La cuestión es que en el contexto actual EEUU
emprende una revisión de su política militar, y con Trump en el gobierno, para
abandonar sus responsabilidades como guardián del mundo, esto es, para proteger
y abrigar los intereses de sus aliados, para exigirles corresponsabilidad en a
la hora de costear la inversión militar,
y para emprender iniciativas sin la necesidad de pedir permiso, más aún cuando
se abre una fase de lucha por los recursos naturales.
En un contexto donde el Reino Unido, que
contaba con las fuerzas armadas más potentes en Europa, sale de la UE, y en el
que Alemania cuenta con recelos internacionales a la expansión de su ejército o
su intervención en el exterior, aun cuando desde los años 90 se zanjó el debate
y se admite su intervención en el extranjero, Francia no tiene la capacidad
militar para cubrir ese vacío. Así, en Europa neoliberales y socialiberales
apuestan por una Defensa Europea, que va a tensar los presupuestos de las
instituciones europeas y la de los Estados Miembros.
Se abre un periodo de legitimación para dar
paso a estas inversiones. La primera que se ha formulado, de una manera
netamente reaccionaria, es la de apuntar al terrorismo internacional y las
migraciones como fuente de peligro. En esta aproximación, cabe decir que no
pocos conflictos son causa directa de la propia política de las fuerzas
occidentales, que han alimentado monstruos, como el ISIS, y otras fuerzas
fanáticas financiadas, y nuevos frentes, para aislar a Rusia e intimidar a
China, generando enemigos nuevos en zonas sensibles del tablero mundial. Por
otro lado, hay nuevos factores que explican la movilidad de las personas a gran
escala, que las fuerzan a desplazarse fruto del cambio climático y sus
consecuencias sobre el medio, las guerras por recursos escasos, y la extensión
de ideas extremistas e intolerantes, alentadas por aquellos que quieren
justificar su intervención imperialista polarizando a los pueblos en bandos
enfrentados.
Cabe por último mencionar a fuerzas
ultranacionalistas que reclaman la recuperación de la defensa militar para el
Estado-Nación. Sus discursos normalmente vienen, a pesar de su lenguaje de
defensa patriótica, a coincidir con la vieja aspiración de copar la posición
hegemonista de una región del mundo, o, lo que suele ser más normal, al final
suelen hacer valer su posición para mantenerse en una alianza en el que el
juego geoestratégico de bandos sigue cobrando efecto.
Las fuerzas
progresistas, pacifismo y antimilitarismo.
Resulta harto complejo admitir que las
fuerzas socialiberales formen parte de las llamadas fuerzas progresistas. Su
opción es la de defender al espacio geoestratégico menos malo, para
contrarrestar los excesos, por ejemplo, de los imperialismos norteamericano. En
la práctica se trata de jugar a construir otro hegemonismo militar que combine
con mejor diplomacia el uso de la fuerza, en general, contra países
subordinados, y hacer valer en la Alianza Atlántica sus bazas de negociación.
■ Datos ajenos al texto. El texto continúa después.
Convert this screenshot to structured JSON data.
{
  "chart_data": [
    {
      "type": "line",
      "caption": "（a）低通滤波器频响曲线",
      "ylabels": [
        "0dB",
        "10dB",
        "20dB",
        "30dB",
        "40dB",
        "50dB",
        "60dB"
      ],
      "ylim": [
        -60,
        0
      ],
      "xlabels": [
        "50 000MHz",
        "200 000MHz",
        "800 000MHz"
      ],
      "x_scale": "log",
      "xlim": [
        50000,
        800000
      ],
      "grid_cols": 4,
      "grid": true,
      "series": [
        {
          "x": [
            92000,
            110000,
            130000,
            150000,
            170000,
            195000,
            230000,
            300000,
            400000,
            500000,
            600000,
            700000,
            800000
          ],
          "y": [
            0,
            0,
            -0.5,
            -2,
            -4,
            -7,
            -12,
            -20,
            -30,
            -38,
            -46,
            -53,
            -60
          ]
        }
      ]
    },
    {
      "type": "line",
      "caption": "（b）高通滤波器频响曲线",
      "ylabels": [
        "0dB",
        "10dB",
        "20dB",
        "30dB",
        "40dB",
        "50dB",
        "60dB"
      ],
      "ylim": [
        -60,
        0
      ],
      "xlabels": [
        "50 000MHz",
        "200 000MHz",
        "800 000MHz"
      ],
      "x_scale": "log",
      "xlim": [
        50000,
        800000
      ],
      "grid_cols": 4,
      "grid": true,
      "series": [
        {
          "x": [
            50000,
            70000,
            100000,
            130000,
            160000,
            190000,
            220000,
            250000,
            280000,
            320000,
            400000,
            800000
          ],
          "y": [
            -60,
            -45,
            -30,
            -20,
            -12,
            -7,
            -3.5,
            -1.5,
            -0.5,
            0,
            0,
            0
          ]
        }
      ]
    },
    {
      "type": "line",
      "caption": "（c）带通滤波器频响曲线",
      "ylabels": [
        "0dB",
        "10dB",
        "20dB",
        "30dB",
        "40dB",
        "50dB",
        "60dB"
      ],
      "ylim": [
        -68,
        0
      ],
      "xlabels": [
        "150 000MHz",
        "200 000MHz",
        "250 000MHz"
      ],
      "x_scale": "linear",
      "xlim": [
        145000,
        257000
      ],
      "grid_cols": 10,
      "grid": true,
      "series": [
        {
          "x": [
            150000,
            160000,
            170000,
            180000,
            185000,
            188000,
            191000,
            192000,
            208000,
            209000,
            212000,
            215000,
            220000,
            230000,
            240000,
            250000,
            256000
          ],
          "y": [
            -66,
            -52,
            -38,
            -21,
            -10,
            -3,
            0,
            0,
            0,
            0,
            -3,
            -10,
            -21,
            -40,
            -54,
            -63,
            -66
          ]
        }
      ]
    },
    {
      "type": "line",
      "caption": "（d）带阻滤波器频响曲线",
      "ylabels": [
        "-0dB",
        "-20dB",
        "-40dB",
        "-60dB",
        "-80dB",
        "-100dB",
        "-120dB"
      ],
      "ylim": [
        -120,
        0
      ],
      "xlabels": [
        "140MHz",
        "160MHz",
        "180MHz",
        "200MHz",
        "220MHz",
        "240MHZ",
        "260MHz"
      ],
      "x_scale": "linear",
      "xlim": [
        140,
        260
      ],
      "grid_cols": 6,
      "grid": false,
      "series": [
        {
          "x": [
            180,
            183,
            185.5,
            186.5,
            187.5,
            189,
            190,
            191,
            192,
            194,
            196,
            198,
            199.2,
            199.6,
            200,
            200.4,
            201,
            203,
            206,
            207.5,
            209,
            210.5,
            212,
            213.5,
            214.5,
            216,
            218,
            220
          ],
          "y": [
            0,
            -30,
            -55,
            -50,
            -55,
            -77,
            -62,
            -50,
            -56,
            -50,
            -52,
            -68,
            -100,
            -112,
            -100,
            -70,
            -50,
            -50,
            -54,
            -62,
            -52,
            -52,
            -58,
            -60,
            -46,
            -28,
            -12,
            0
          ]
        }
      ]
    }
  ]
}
Sin embargo, cuando nos adentramos en otras
orientaciones dentro de las fuerzas emancipadoras y transformadoras, hay
orientaciones sumamente divergentes.
Por un lado, nos encontramos con la concepción campista, heredera de la
estrategia estalinista de formación de bloques, donde las fuerzas comunistas
han de aliarse con los gobiernos amigos para hacer frente al adversario
político. Se trata de una concepción que conduce a recelar de los movimientos
populares que discrepan de sus gobiernos, y confía la cuestión de las alianzas
a las instituciones del Estado, para formar un bloque de Estados resistente al
imperialismo y a su brazo internacional, que es la OTAN. Coincidiendo con la
consigna “los enemigos de mis enemigos son mis amigos” conduce en no pocas
ocasiones a alianzas con regímenes opresores de sus pueblos, simplemente por la
razón de que pongan oposición al imperialismo principal. A esta línea se le
puede atribuir una concepción de la defensa basada en ejércitos regulares, a
veces con reclutamiento forzado.
En otro punto inverso, estaría el movimiento
pacificista. Este movimiento ha venido a coincidir con una serie de discursos y
prácticas concretas que han consistido en una resistencia desobediente y
pacífica, en unos casos, o el impulso al movimiento por la insumisión. Las
estrategias de resistencia pasiva cuentan con un recorrido de resultados
desiguales. Por un lado, ensancharon su legitimidad, e incluso fueron masivos,
y contaron con una experiencia de ciertos logros, como fue el caso de la India
con Gandhi, pero en términos generales, ante el alzamiento militar o policíaco,
combinado con el aislamiento mediático, han sido duramente reprimidos y el
balance final no ha sido favorable, cayendo en derrotas estrepitosas y, muchas
veces, cruentas. El movimiento por la insumisión fue una de sus expresiones en
el Estado español. A costa de varios encarcelamientos consiguió que el gobierno
decidiese acabar con el servicio militar obligatorio. La alternativa no fue
mejor, sino que se tradujo en la puesta en pie de un ejército profesional, que
reclutó a las clases sociales más desfavorecidas, y que ofreció un modelo caro
de ejército, limitado en efectivos, poco cualificado en su capacitación técnica
y precario en lo laboral.
Cabe decir que lejos estamos del peor modelo
de defensa que se ha podido conocer: el modelo de ejércitos mercenarios, tan
habituales en otros tiempos pre-modernos. Estos ejércitos contaban con una
motivación problemática, el dinero, y estaban ajenos tanto del patriotismo como
de cualquier valor que empatizase en la protección civil. El modelo profesional
es tan sólo una variante reglada de aquel modelo, y cuenta con no pocos
problemas de cara a contar con una mínima base democrática o cierta conexión
con las aspiraciones sociales o civiles, pues sólo acatarán, siempre que se les
pague, las órdenes del mando.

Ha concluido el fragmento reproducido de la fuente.